The Golden Globes, which it did indeed dish out, were so discredited that they were boycotted by publicists, stars and broadcasters, and the association then had to issue multiple apologies for its lack of transparency and diversity (not a single black writer), before relaunching a couple of years ago.
Writers such as Sereda and many of the original members of the HFPA – like many film journalists, many of them good reporters of integrity and genuine expertise – rely to a greater or lesser extent on access granted at film festivals. This access is brief, chaotic and non-exclusive. When I worked for another publication 20-odd years ago, I remember being at such roundtables involving one or two stars and perhaps a dozen sharp-elbowed correspondents from countries across the world.
After a bruising 20 minutes, you would be left with a challenging tombola of quotes about, perhaps, an especially niche style of cinematography, whether the star might one day visit Latvia and a lot of bland waffle about how marvellous the director was. Getting a question of your own in was rare. Getting a good piece out of the results was rarer.

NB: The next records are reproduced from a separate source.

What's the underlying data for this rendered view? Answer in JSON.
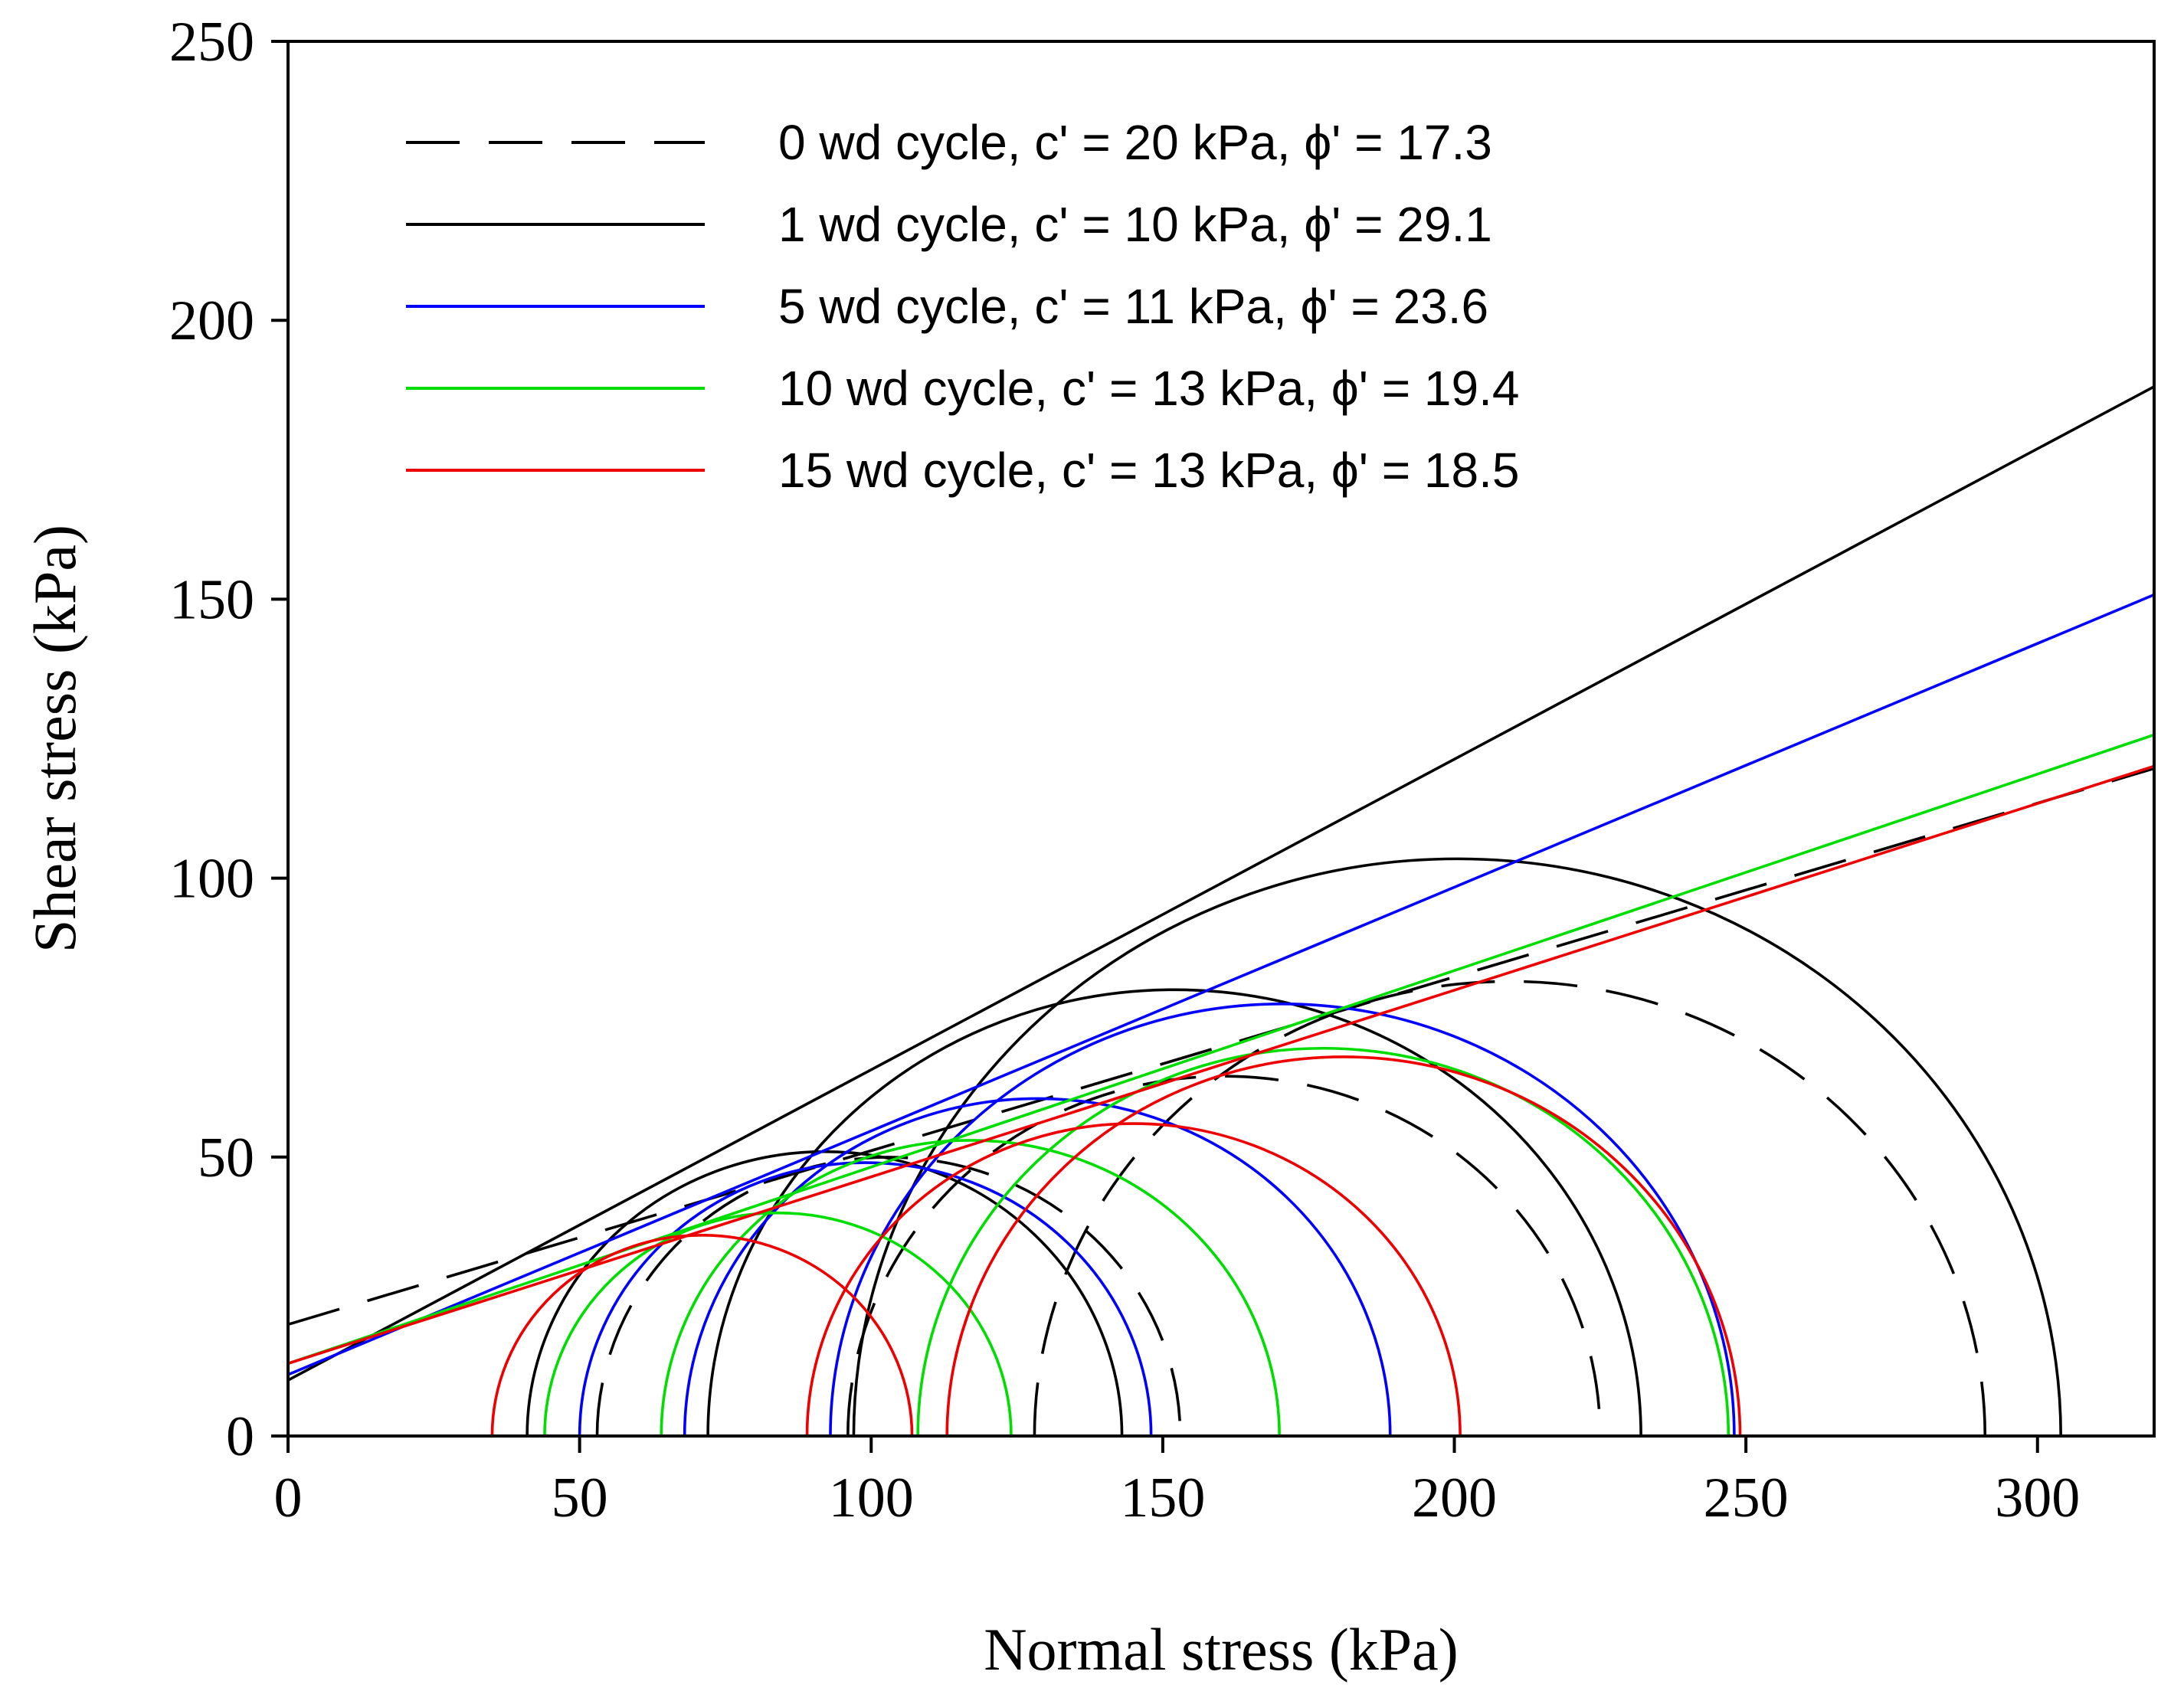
{
  "chart_data": {
    "type": "line",
    "xlabel": "Normal stress (kPa)",
    "ylabel": "Shear stress (kPa)",
    "xlim": [
      0,
      320
    ],
    "ylim": [
      0,
      250
    ],
    "xticks": [
      0,
      50,
      100,
      150,
      200,
      250,
      300
    ],
    "yticks": [
      0,
      50,
      100,
      150,
      200,
      250
    ],
    "grid": false,
    "legend_position": "top-left",
    "series": [
      {
        "name": "0 wd cycle, c' = 20 kPa, ϕ' = 17.3",
        "color": "#000000",
        "dash": "dashed",
        "envelope": {
          "c": 20,
          "phi": 17.3
        },
        "circles": [
          {
            "sigma3": 53,
            "sigma1": 153
          },
          {
            "sigma3": 96,
            "sigma1": 225
          },
          {
            "sigma3": 128,
            "sigma1": 291
          }
        ]
      },
      {
        "name": "1 wd cycle, c' = 10 kPa, ϕ' = 29.1",
        "color": "#000000",
        "dash": "solid",
        "envelope": {
          "c": 10,
          "phi": 29.1
        },
        "circles": [
          {
            "sigma3": 41,
            "sigma1": 143
          },
          {
            "sigma3": 72,
            "sigma1": 232
          },
          {
            "sigma3": 97,
            "sigma1": 304
          }
        ]
      },
      {
        "name": "5 wd cycle, c' = 11 kPa, ϕ' = 23.6",
        "color": "#0000ff",
        "dash": "solid",
        "envelope": {
          "c": 11,
          "phi": 23.6
        },
        "circles": [
          {
            "sigma3": 50,
            "sigma1": 148
          },
          {
            "sigma3": 68,
            "sigma1": 189
          },
          {
            "sigma3": 93,
            "sigma1": 248
          }
        ]
      },
      {
        "name": "10 wd cycle, c' = 13 kPa, ϕ' = 19.4",
        "color": "#00dd00",
        "dash": "solid",
        "envelope": {
          "c": 13,
          "phi": 19.4
        },
        "circles": [
          {
            "sigma3": 44,
            "sigma1": 124
          },
          {
            "sigma3": 64,
            "sigma1": 170
          },
          {
            "sigma3": 108,
            "sigma1": 247
          }
        ]
      },
      {
        "name": "15 wd cycle, c' = 13 kPa, ϕ' = 18.5",
        "color": "#ee0000",
        "dash": "solid",
        "envelope": {
          "c": 13,
          "phi": 18.5
        },
        "circles": [
          {
            "sigma3": 35,
            "sigma1": 107
          },
          {
            "sigma3": 89,
            "sigma1": 201
          },
          {
            "sigma3": 113,
            "sigma1": 249
          }
        ]
      }
    ]
  }
}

It is possible to make a living on such access, if you trot around all the festivals – Sundance, Berlin, Cannes, Venice, Toronto – and remain in favour with a couple of publications, and, most crucially, the publicists. A certain level of sycophancy is essential – and, happily, appears to be far from a stretch for many of the writers. Sereda’s Instagram page, for instance, is populated by wide-smiled selfies of her with assorted A-listers. These are posted in the event of a new interview, a new movie or their death.
Such unabashed celeb-worship is absolutely common practice in film journalism, even among the most respected Hollywood pundits. I remember one brilliant writer who would post a selfie with a recently deceased star with such speed after news broke of their death that the gesture morphed from the morbid into the faintly suspicious. Could it be that they were the common factor behind all these tragedies?

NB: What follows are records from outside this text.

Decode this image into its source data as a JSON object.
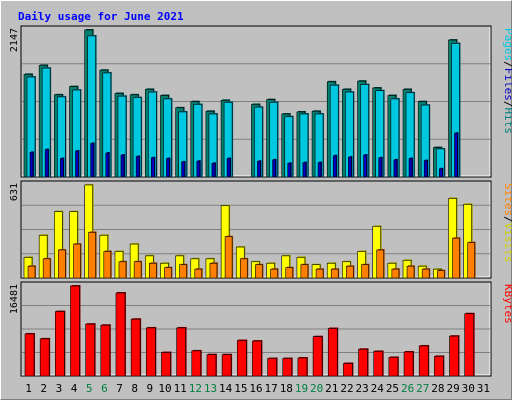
{
  "title": "Daily usage for June 2021",
  "colors": {
    "pages": "#00c8e0",
    "pages_shadow": "#00806f",
    "files": "#0000c0",
    "hits": "#00c0c0",
    "visits": "#ffff00",
    "visits_shadow": "#a0a000",
    "sites": "#ff8000",
    "sites_shadow": "#a05000",
    "kbytes": "#ff0000",
    "kbytes_shadow": "#800000",
    "weekend": "#008040",
    "title": "#0000ff"
  },
  "panel_labels": {
    "top": [
      {
        "text": "Pages",
        "color": "#00c8e0"
      },
      {
        "text": "/",
        "color": "#000000"
      },
      {
        "text": "Files",
        "color": "#0000c0"
      },
      {
        "text": "/",
        "color": "#000000"
      },
      {
        "text": "Hits",
        "color": "#008080"
      }
    ],
    "middle": [
      {
        "text": "Sites",
        "color": "#ff8000"
      },
      {
        "text": "/",
        "color": "#000000"
      },
      {
        "text": "Visits",
        "color": "#d0d000"
      }
    ],
    "bottom": [
      {
        "text": "KBytes",
        "color": "#ff0000"
      }
    ]
  },
  "chart_data": {
    "type": "bar",
    "title": "Daily usage for June 2021",
    "categories": [
      "1",
      "2",
      "3",
      "4",
      "5",
      "6",
      "7",
      "8",
      "9",
      "10",
      "11",
      "12",
      "13",
      "14",
      "15",
      "16",
      "17",
      "18",
      "19",
      "20",
      "21",
      "22",
      "23",
      "24",
      "25",
      "26",
      "27",
      "28",
      "29",
      "30",
      "31"
    ],
    "weekend_days": [
      "5",
      "6",
      "12",
      "13",
      "19",
      "20",
      "26",
      "27"
    ],
    "panels": [
      {
        "name": "hits_files_pages",
        "ymax_label": "2147",
        "ylim": [
          0,
          2147
        ],
        "series": [
          {
            "name": "Hits",
            "values": [
              1500,
              1630,
              1200,
              1320,
              2147,
              1560,
              1220,
              1200,
              1280,
              1190,
              1010,
              1100,
              960,
              1120,
              0,
              1060,
              1130,
              920,
              950,
              960,
              1390,
              1280,
              1400,
              1300,
              1190,
              1280,
              1100,
              430,
              2000,
              0,
              0
            ]
          },
          {
            "name": "Files",
            "values": [
              1460,
              1590,
              1170,
              1270,
              2060,
              1520,
              1180,
              1160,
              1240,
              1140,
              950,
              1060,
              920,
              1090,
              0,
              1020,
              1090,
              880,
              920,
              920,
              1340,
              1240,
              1350,
              1260,
              1140,
              1230,
              1050,
              410,
              1950,
              0,
              0
            ]
          },
          {
            "name": "Pages",
            "values": [
              360,
              400,
              270,
              380,
              490,
              350,
              320,
              300,
              280,
              270,
              220,
              230,
              200,
              270,
              0,
              230,
              250,
              200,
              210,
              210,
              310,
              290,
              320,
              280,
              250,
              270,
              240,
              120,
              640,
              0,
              0
            ]
          }
        ]
      },
      {
        "name": "visits_sites",
        "ymax_label": "631",
        "ylim": [
          0,
          631
        ],
        "series": [
          {
            "name": "Visits",
            "values": [
              140,
              290,
              450,
              450,
              631,
              290,
              180,
              230,
              150,
              100,
              150,
              130,
              130,
              490,
              210,
              110,
              100,
              150,
              140,
              90,
              100,
              110,
              180,
              350,
              100,
              120,
              80,
              60,
              540,
              500,
              0
            ]
          },
          {
            "name": "Sites",
            "values": [
              80,
              130,
              190,
              230,
              310,
              180,
              110,
              110,
              100,
              70,
              90,
              60,
              100,
              280,
              130,
              90,
              60,
              70,
              90,
              60,
              60,
              80,
              90,
              190,
              60,
              80,
              60,
              50,
              270,
              240,
              0
            ]
          }
        ]
      },
      {
        "name": "kbytes",
        "ymax_label": "16481",
        "ylim": [
          0,
          16481
        ],
        "series": [
          {
            "name": "KBytes",
            "values": [
              7700,
              6800,
              11800,
              16481,
              9500,
              9300,
              15200,
              10400,
              8800,
              4300,
              8800,
              4600,
              3900,
              3900,
              6500,
              6400,
              3200,
              3200,
              3300,
              7200,
              8700,
              2300,
              4900,
              4500,
              3400,
              4400,
              5500,
              3600,
              7300,
              11400,
              0
            ]
          }
        ]
      }
    ]
  }
}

Thick skins, malleable standards and dribble: this is how a lot of this world works. Luckily, the Guardian is a publication with sufficient leverage that it does not need to rely on roundtable access – and would generally not accept it, unless for background, ahead of a 1:1. But much of the access that we are often offered and the circumstances of it is, still, sausage factory stuff: you probably don’t want to know.

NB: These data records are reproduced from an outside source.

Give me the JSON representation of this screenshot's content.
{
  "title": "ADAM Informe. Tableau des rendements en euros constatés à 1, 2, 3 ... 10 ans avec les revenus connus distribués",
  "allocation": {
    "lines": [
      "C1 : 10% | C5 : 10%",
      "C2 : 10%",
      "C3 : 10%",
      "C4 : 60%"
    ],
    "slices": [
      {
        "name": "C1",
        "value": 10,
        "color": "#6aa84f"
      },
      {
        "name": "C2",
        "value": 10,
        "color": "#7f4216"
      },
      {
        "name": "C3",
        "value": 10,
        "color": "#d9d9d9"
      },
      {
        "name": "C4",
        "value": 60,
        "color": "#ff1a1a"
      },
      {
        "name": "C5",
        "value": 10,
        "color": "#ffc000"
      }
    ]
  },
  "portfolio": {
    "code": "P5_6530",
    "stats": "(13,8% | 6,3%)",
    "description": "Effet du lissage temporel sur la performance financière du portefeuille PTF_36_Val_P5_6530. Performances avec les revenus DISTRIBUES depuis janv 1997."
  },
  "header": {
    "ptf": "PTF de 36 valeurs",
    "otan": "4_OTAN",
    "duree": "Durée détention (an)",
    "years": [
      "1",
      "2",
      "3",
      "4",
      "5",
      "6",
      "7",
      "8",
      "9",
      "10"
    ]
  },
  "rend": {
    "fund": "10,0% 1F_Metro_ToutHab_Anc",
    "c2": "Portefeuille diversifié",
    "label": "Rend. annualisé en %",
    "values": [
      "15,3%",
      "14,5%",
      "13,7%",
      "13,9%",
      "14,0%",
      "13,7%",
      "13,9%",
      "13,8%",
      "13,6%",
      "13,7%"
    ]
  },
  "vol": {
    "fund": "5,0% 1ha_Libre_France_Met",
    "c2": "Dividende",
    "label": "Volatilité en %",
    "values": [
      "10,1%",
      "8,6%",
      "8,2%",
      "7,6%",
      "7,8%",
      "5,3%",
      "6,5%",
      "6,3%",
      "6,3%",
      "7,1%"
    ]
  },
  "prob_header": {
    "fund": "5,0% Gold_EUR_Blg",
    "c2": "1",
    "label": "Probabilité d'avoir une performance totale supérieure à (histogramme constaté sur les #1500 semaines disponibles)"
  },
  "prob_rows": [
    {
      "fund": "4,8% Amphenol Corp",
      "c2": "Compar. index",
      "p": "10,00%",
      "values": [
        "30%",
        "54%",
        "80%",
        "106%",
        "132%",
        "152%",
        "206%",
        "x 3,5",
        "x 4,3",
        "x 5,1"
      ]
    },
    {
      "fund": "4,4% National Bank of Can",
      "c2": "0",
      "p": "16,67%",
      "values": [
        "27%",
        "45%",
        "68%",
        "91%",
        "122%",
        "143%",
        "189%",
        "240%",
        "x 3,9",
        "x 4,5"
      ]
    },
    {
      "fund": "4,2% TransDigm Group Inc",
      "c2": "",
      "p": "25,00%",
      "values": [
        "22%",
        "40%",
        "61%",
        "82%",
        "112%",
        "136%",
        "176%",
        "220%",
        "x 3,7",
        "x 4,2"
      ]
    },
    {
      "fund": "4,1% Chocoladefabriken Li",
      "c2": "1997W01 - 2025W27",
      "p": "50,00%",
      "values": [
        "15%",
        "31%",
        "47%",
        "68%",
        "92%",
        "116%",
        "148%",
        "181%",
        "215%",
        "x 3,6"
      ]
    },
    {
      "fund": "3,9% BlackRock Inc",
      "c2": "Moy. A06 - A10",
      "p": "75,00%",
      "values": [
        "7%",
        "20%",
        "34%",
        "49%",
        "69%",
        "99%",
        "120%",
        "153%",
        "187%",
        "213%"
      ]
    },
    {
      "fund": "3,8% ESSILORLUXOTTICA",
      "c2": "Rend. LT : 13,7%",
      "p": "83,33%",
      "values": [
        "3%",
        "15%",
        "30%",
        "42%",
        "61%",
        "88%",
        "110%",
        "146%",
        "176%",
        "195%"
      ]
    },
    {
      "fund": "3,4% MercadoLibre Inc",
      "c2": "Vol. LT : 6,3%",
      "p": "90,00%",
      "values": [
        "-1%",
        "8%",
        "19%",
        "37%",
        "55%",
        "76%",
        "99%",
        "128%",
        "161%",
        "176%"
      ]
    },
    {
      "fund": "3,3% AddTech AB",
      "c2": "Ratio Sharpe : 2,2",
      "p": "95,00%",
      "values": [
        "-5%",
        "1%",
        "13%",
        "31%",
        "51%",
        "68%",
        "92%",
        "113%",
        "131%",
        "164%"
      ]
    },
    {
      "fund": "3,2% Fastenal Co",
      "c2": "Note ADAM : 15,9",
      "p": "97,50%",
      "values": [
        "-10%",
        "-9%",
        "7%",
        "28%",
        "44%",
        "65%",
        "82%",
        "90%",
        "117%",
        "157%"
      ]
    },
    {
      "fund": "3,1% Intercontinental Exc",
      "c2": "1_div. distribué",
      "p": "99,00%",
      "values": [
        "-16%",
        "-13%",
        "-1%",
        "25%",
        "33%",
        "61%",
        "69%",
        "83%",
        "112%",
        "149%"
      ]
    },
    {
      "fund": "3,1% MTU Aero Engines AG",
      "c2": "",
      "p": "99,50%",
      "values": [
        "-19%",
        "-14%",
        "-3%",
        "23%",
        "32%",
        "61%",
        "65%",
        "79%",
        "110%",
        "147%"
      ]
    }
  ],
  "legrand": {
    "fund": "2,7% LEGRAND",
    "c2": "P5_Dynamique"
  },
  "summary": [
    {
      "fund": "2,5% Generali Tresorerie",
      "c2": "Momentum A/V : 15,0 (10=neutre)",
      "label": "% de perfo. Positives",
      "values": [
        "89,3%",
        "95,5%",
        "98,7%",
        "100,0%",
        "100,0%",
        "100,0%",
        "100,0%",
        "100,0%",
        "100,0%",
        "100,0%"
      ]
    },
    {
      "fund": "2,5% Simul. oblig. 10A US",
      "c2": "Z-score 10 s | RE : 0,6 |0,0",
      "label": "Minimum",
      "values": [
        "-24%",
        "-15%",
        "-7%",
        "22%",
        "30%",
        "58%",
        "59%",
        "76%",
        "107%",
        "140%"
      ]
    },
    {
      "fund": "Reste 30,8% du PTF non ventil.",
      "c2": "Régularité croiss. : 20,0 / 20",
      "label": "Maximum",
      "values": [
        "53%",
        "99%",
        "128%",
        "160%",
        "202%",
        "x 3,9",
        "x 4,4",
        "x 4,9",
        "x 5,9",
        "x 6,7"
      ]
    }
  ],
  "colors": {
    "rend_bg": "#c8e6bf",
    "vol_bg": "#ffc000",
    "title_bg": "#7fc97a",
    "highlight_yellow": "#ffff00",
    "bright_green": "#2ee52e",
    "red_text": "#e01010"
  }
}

Still: that roundtables persist is evidence of how much the film industry remains wedded to print publicity. Twenty years ago, the same ragbag quotes appearing in an Austrian broadsheet as well as, say, a Swedish film quarterly and an Australian celebrity magazine, would have gone unnoticed. Today, it makes much less sense, serving only to compress the schedules of stars, who are of course just as culpable as those they employ in agreeing to them. But despite the primacy of streamers and, more broadly, the whole tech-revolution of the past two decades, online versions of articles are of much less concern to publicists than the print version.
Why? Because clients need presenting with something concrete, a hard glossy copy with a pre-approved photo of themselves on the cover – even if this is seen by perhaps 100th of the people who will read it online. That this is still the case is something I find very curious.
Yet maybe the clients are changing. It was, after all, none other than Eastwood himself who first flagged the dodginess of the Kurier article. He had, in fact, said all those things. He just hadn’t said them recently, or knowingly given an audience to that writer, for that newspaper.
A new interview with him would be gold-dust because Eastwood did not do press for his most recent movie, Juror #2, which went straight to streaming in the US, after rumours of a rift between the director and the incoming head of studio Warner, David Zaslav (Eastwood didn’t even show up to the premiere).
Was Eastwood – now shooting his new movie – concerned these historic quotes would be interpreted as a broadside against him? Or is he, in his 10th decade, simply paying more attention than the rest of us?